Cells and Viruses
The Cells and Viruses platform uses various cell systems to specifically implement and analyze genetic changes in cells using viral systems. Among other things, this is done using recombinant adeno-associated viruses (AAVs) and retroviruses. In addition to in vitro applications, these are also used for in vivo applications. This can be used to modify the expression of a specific gene, for example Egfl7 (overexpression or knockout). By means of AAV-induced Cre recombinase expression, this can also be a tissue-specific (for example, hippocampus) as well as promoter-driven cell type-specific knockout. In addition, applications of AAVs and retroviruses in vivo can be used to specifically track cell populations or perform axon tracing.
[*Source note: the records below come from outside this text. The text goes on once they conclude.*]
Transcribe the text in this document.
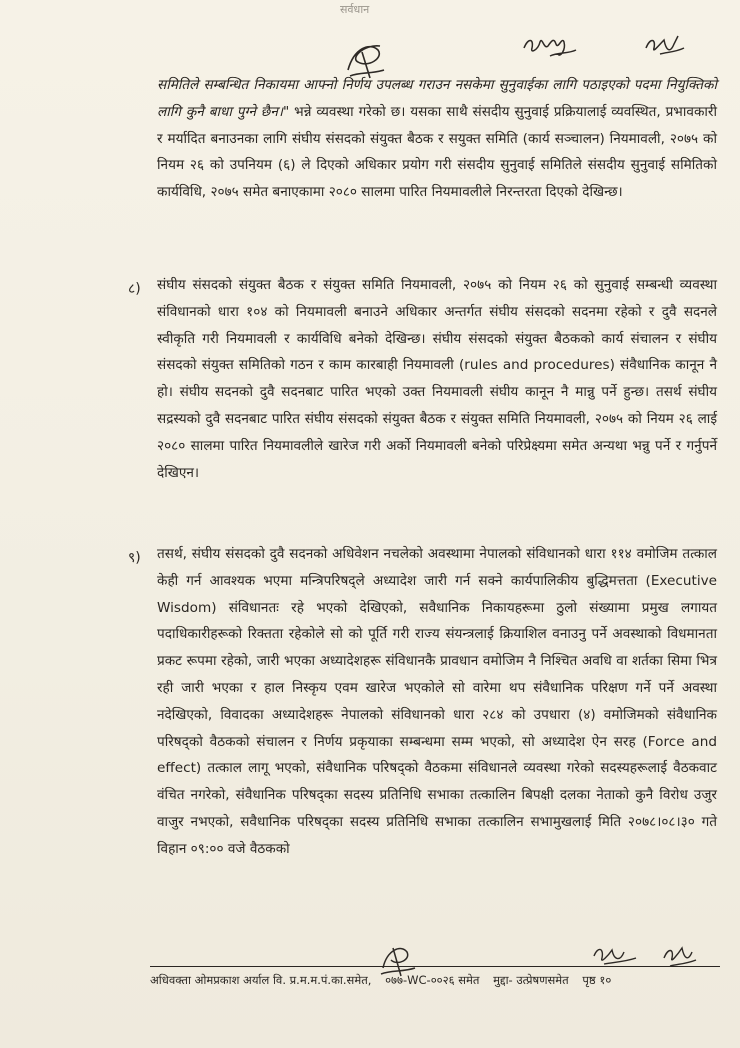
सर्वधान
समितिले सम्बन्धित निकायमा आफ्नो निर्णय उपलब्ध गराउन नसकेमा सुनुवाईका लागि पठाइएको पदमा नियुक्तिको लागि कुनै बाधा पुग्ने छैन।" भन्ने व्यवस्था गरेको छ। यसका साथै संसदीय सुनुवाई प्रक्रियालाई व्यवस्थित, प्रभावकारी र मर्यादित बनाउनका लागि संघीय संसदको संयुक्त बैठक र सयुक्त समिति (कार्य सञ्चालन) नियमावली, २०७५ को नियम २६ को उपनियम (६) ले दिएको अधिकार प्रयोग गरी संसदीय सुनुवाई समितिले संसदीय सुनुवाई समितिको कार्यविधि, २०७५ समेत बनाएकामा २०८० सालमा पारित नियमावलीले निरन्तरता दिएको देखिन्छ।
८) संघीय संसदको संयुक्त बैठक र संयुक्त समिति नियमावली, २०७५ को नियम २६ को सुनुवाई सम्बन्धी व्यवस्था संविधानको धारा १०४ को नियमावली बनाउने अधिकार अन्तर्गत संघीय संसदको सदनमा रहेको र दुवै सदनले स्वीकृति गरी नियमावली र कार्यविधि बनेको देखिन्छ। संघीय संसदको संयुक्त बैठकको कार्य संचालन र संघीय संसदको संयुक्त समितिको गठन र काम कारबाही नियमावली (rules and procedures) संवैधानिक कानून नै हो। संघीय सदनको दुवै सदनबाट पारित भएको उक्त नियमावली संघीय कानून नै मान्नु पर्ने हुन्छ। तसर्थ संघीय सद्रस्यको दुवै सदनबाट पारित संघीय संसदको संयुक्त बैठक र संयुक्त समिति नियमावली, २०७५ को नियम २६ लाई २०८० सालमा पारित नियमावलीले खारेज गरी अर्को नियमावली बनेको परिप्रेक्ष्यमा समेत अन्यथा भन्नु पर्ने र गर्नुपर्ने देखिएन।
९) तसर्थ, संघीय संसदको दुवै सदनको अधिवेशन नचलेको अवस्थामा नेपालको संविधानको धारा ११४ वमोजिम तत्काल केही गर्न आवश्यक भएमा मन्त्रिपरिषद्ले अध्यादेश जारी गर्न सक्ने कार्यपालिकीय बुद्धिमत्तता (Executive Wisdom) संविधानतः रहे भएको देखिएको, सवैधानिक निकायहरूमा ठुलो संख्यामा प्रमुख लगायत पदाधिकारीहरूको रिक्तता रहेकोले सो को पूर्ति गरी राज्य संयन्त्रलाई क्रियाशिल वनाउनु पर्ने अवस्थाको विधमानता प्रकट रूपमा रहेको, जारी भएका अध्यादेशहरू संविधानकै प्रावधान वमोजिम नै निश्चित अवधि वा शर्तका सिमा भित्र रही जारी भएका र हाल निस्कृय एवम खारेज भएकोले सो वारेमा थप संवैधानिक परिक्षण गर्ने पर्ने अवस्था नदेखिएको, विवादका अध्यादेशहरू नेपालको संविधानको धारा २८४ को उपधारा (४) वमोजिमको संवैधानिक परिषद्को वैठकको संचालन र निर्णय प्रकृयाका सम्बन्धमा सम्म भएको, सो अध्यादेश ऐन सरह (Force and effect) तत्काल लागू भएको, संवैधानिक परिषद्को वैठकमा संविधानले व्यवस्था गरेको सदस्यहरूलाई वैठकवाट वंचित नगरेको, संवैधानिक परिषद्का सदस्य प्रतिनिधि सभाका तत्कालिन बिपक्षी दलका नेताको कुनै विरोध उजुर वाजुर नभएको, सवैधानिक परिषद्का सदस्य प्रतिनिधि सभाका तत्कालिन सभामुखलाई मिति २०७८।०८।३० गते विहान ०९:०० वजे वैठकको
अधिवक्ता ओमप्रकाश अर्याल वि. प्र.म.म.पं.का.समेत, ०७७-WC-००२६ समेत मुद्दा- उत्प्रेषणसमेत पृष्ठ १०
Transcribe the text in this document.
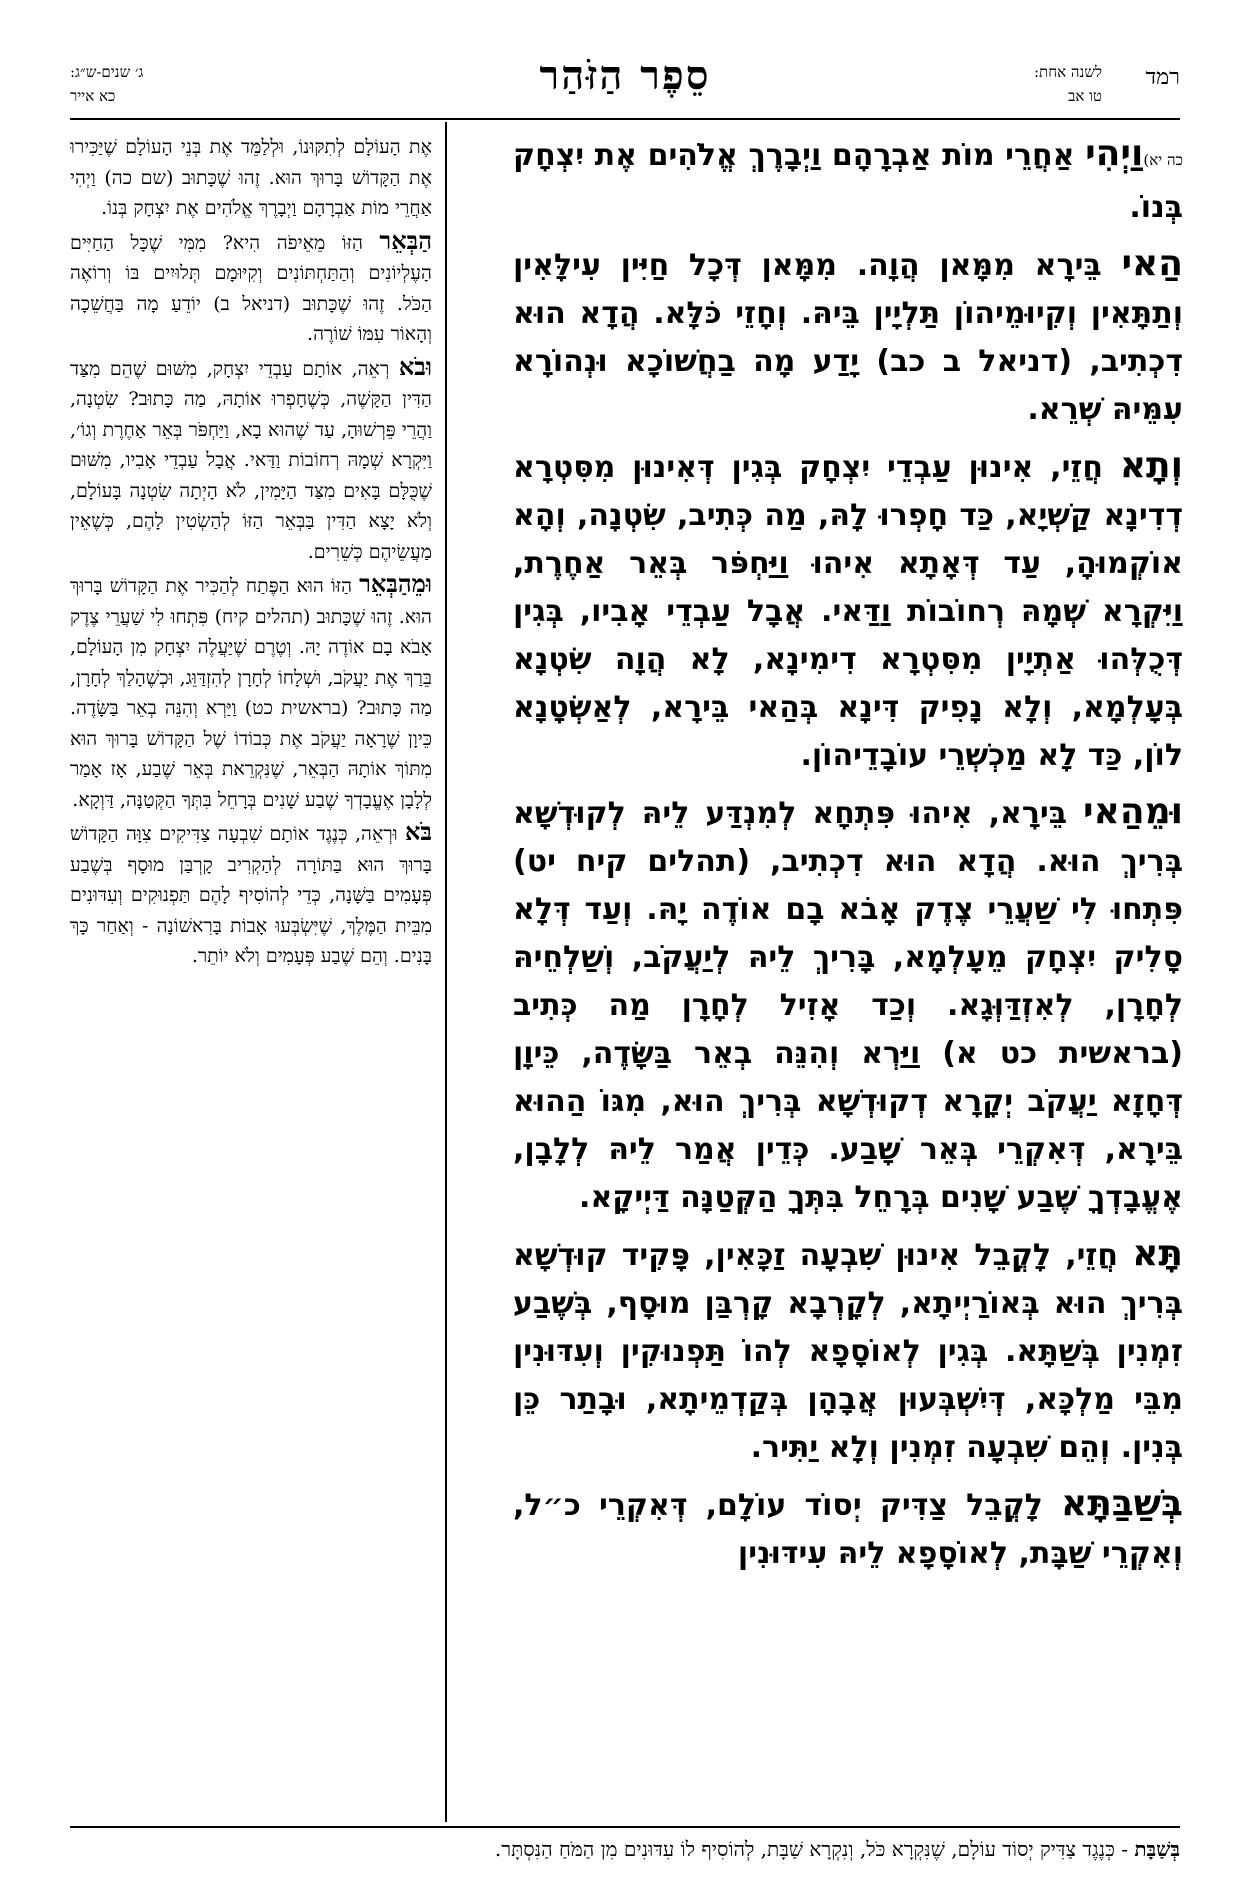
רמד
לשנה אחת:
טו אב
סֵפֶר הַזֹּהַר
ג׳ שנים-ש״ג:
כא אייר

כה יא)וַיְהִי אַחֲרֵי מוֹת אַבְרָהָם וַיְבָרֶךְ אֱלֹהִים אֶת יִצְחָק בְּנוֹ.

הַאי בֵּירָא מִמָּאן הֲוָה. מִמָּאן דְּכָל חַיִּין עִילָּאִין וְתַתָּאִין וְקִיוּמֵיהוֹן תַּלְיָין בֵּיהּ. וְחָזֵי כֹּלָּא. הֲדָא הוּא דִכְתִיב, (דניאל ב כב) יָדַע מָה בַחֲשׁוֹכָא וּנְהוֹרָא עִמֵּיהּ שְׁרֵא.

וְתָא חֲזֵי, אִינוּן עַבְדֵי יִצְחָק בְּגִין דְּאִינוּן מִסִּטְרָא דְדִינָא קַשְׁיָא, כַּד חָפְרוּ לָהּ, מַה כְּתִיב, שִׂטְנָה, וְהָא אוֹקְמוּהָ, עַד דְּאָתָא אִיהוּ וַיַּחְפֹּר בְּאֵר אַחֶרֶת, וַיִּקְרָא שְׁמָהּ רְחוֹבוֹת וַדַּאי. אֲבָל עַבְדֵי אָבִיו, בְּגִין דְּכֻלְּהוּ אַתְיָין מִסִּטְרָא דִימִינָא, לָא הֲוָה שִׂטְנָא בְּעָלְמָא, וְלָא נָפִיק דִּינָא בְּהַאי בֵּירָא, לְאַשְׂטָנָא לוֹן, כַּד לָא מַכְשְׁרֵי עוֹבָדֵיהוֹן.

וּמֵהַאי בֵּירָא, אִיהוּ פִּתְחָא לְמִנְדַּע לֵיהּ לְקוּדְשָׁא בְּרִיךְ הוּא. הֲדָא הוּא דִכְתִיב, (תהלים קיח יט) פִּתְחוּ לִי שַׁעֲרֵי צֶדֶק אָבֹא בָם אוֹדֶה יָהּ. וְעַד דְּלָא סָלִיק יִצְחָק מֵעָלְמָא, בָּרִיךְ לֵיהּ לְיַעֲקֹב, וְשַׁלְחֵיהּ לְחָרָן, לְאִזְדַּוְּגָא. וְכַד אָזִיל לְחָרָן מַה כְּתִיב (בראשית כט א) וַיַּרְא וְהִנֵּה בְאֵר בַּשָּׂדֶה, כֵּיוָן דְּחָזָא יַעֲקֹב יְקָרָא דְקוּדְשָׁא בְּרִיךְ הוּא, מִגּוֹ הַהוּא בֵּירָא, דְּאִקְרֵי בְּאֵר שָׁבַע. כְּדֵין אֲמַר לֵיהּ לְלָבָן, אֶעֱבָדְךָ שֶׁבַע שָׁנִים בְּרָחֵל בִּתְּךָ הַקְּטַנָּה דַּיְיקָא.

תָּא חֲזֵי, לָקֳבֵל אִינוּן שִׁבְעָה זַכָּאִין, פָּקִיד קוּדְשָׁא בְּרִיךְ הוּא בְּאוֹרַיְיתָא, לְקָרְבָא קָרְבַּן מוּסָף, בְּשֶׁבַע זִמְנִין בְּשַׁתָּא. בְּגִין לְאוֹסָפָא לְהוֹ תַּפְנוּקִין וְעִדּוּנִין מִבֵּי מַלְכָּא, דְּיִשְׁבְּעוּן אֲבָהָן בְּקַדְמֵיתָא, וּבָתַר כֵּן בְּנִין. וְהֵם שִׁבְעָה זִמְנִין וְלָא יַתִּיר.

בְּשַׁבַּתָּא לָקֳבֵל צַדִּיק יְסוֹד עוֹלָם, דְּאִקְרֵי כ״ל, וְאִקְרֵי שַׁבָּת, לְאוֹסָפָא לֵיהּ עִידּוּנִין

אֶת הָעוֹלָם לְתִקּוּנוֹ, וּלְלַמֵּד אֶת בְּנֵי הָעוֹלָם שֶׁיַּכִּירוּ אֶת הַקָּדוֹשׁ בָּרוּךְ הוּא. זֶהוּ שֶׁכָּתוּב (שם כה) וַיְהִי אַחֲרֵי מוֹת אַבְרָהָם וַיְבָרֶךְ אֱלֹהִים אֶת יִצְחָק בְּנוֹ.

הַבְּאֵר הַזּוֹ מֵאֵיפֹה הִיא? מִמִּי שֶׁכָּל הַחַיִּים הָעֶלְיוֹנִים וְהַתַּחְתּוֹנִים וְקִיּוּמָם תְּלוּיִים בּוֹ וְרוֹאֶה הַכֹּל. זֶהוּ שֶׁכָּתוּב (דניאל ב) יוֹדֵעַ מָה בַּחֲשֵׁכָה וְהָאוֹר עִמּוֹ שׁוֹרֶה.

וּבֹא רְאֵה, אוֹתָם עַבְדֵי יִצְחָק, מִשּׁוּם שֶׁהֵם מִצַּד הַדִּין הַקָּשֶׁה, כְּשֶׁחָפְרוּ אוֹתָהּ, מַה כָּתוּב? שִׂטְנָה, וַהֲרֵי פֵּרְשׁוּהָ, עַד שֶׁהוּא בָא, וַיַּחְפֹּר בְּאֵר אַחֶרֶת וְגוֹ׳, וַיִּקְרָא שְׁמָהּ רְחוֹבוֹת וַדַּאי. אֲבָל עַבְדֵי אָבִיו, מִשּׁוּם שֶׁכֻּלָּם בָּאִים מִצַּד הַיָּמִין, לֹא הָיְתָה שִׂטְנָה בָּעוֹלָם, וְלֹא יָצָא הַדִּין בַּבְּאֵר הַזּוֹ לְהַשְׂטִין לָהֶם, כְּשֶׁאֵין מַעֲשֵׂיהֶם כְּשֵׁרִים.

וּמֵהַבְּאֵר הַזּוֹ הוּא הַפֶּתַח לְהַכִּיר אֶת הַקָּדוֹשׁ בָּרוּךְ הוּא. זֶהוּ שֶׁכָּתוּב (תהלים קיח) פִּתְחוּ לִי שַׁעֲרֵי צֶדֶק אָבֹא בָם אוֹדֶה יָהּ. וְטֶרֶם שֶׁיַּעֲלֶה יִצְחָק מִן הָעוֹלָם, בֵּרַךְ אֶת יַעֲקֹב, וּשְׁלָחוֹ לְחָרָן לְהִזְדַּוֵּג, וּכְשֶׁהָלַךְ לְחָרָן, מַה כָּתוּב? (בראשית כט) וַיַּרְא וְהִנֵּה בְאֵר בַּשָּׂדֶה. כֵּיוָן שֶׁרָאָה יַעֲקֹב אֶת כְּבוֹדוֹ שֶׁל הַקָּדוֹשׁ בָּרוּךְ הוּא מִתּוֹךְ אוֹתָהּ הַבְּאֵר, שֶׁנִּקְרֵאת בְּאֵר שֶׁבַע, אָז אָמַר לְלָבָן אֶעֱבָדְךָ שֶׁבַע שָׁנִים בְּרָחֵל בִּתְּךָ הַקְּטַנָּה, דַּוְקָא.

בֹּא וּרְאֵה, כְּנֶגֶד אוֹתָם שִׁבְעָה צַדִּיקִים צִוָּה הַקָּדוֹשׁ בָּרוּךְ הוּא בַּתּוֹרָה לְהַקְרִיב קָרְבַּן מוּסָף בְּשֶׁבַע פְּעָמִים בַּשָּׁנָה, כְּדֵי לְהוֹסִיף לָהֶם תַּפְנוּקִים וְעִדּוּנִים מִבֵּית הַמֶּלֶךְ, שֶׁיִּשְׂבְּעוּ אָבוֹת בָּרִאשׁוֹנָה - וְאַחַר כָּךְ בָּנִים. וְהֵם שֶׁבַע פְּעָמִים וְלֹא יוֹתֵר.

בְּשַׁבָּת - כְּנֶגֶד צַדִּיק יְסוֹד עוֹלָם, שֶׁנִּקְרָא כֹּל, וְנִקְרָא שַׁבָּת, לְהוֹסִיף לוֹ עִדּוּנִים מִן הַמֹּחַ הַנִּסְתָּר.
Furthermore, adherent cells, neurospheres, co-cultures and suspension cultures are used for further downstream analyses. Cell-cell interaction studies, cell adhesion experiments, analyses of migration and invasion capacity by means of Boyden chambers or proliferation and apoptosis studies are applied. In addition to basic cell culture techniques, complex cultivation systems such as slice cultures of murine brains and brain regions (e.g. hippocampus) are used.
In addition, our platform is able to culture and analyze primary neurospheres. For this purpose, subpopulations of the neural lineage are also sorted in a highly purified manner using fluorescence-activated cell sorting (FACS). This allows, for example, the separate cultivation of neural stem cells and proliferating progenitor cells, so that the influence on individual cell stages can be investigated. These sorted cells are also available for further downstream analysis, such as RNA sequencing.
Furthermore, cells of different culture conditions or primary tissue are analyzed for the expression of specific surface molecules by flow cytometry on the BD FACSymphony™ A3 Cell Analyzer (FACS facility, MTZ). A variety of panels using up to 23 markers for the different cell types (such as immune cells and their subpopulations, or glioma cells) are employed.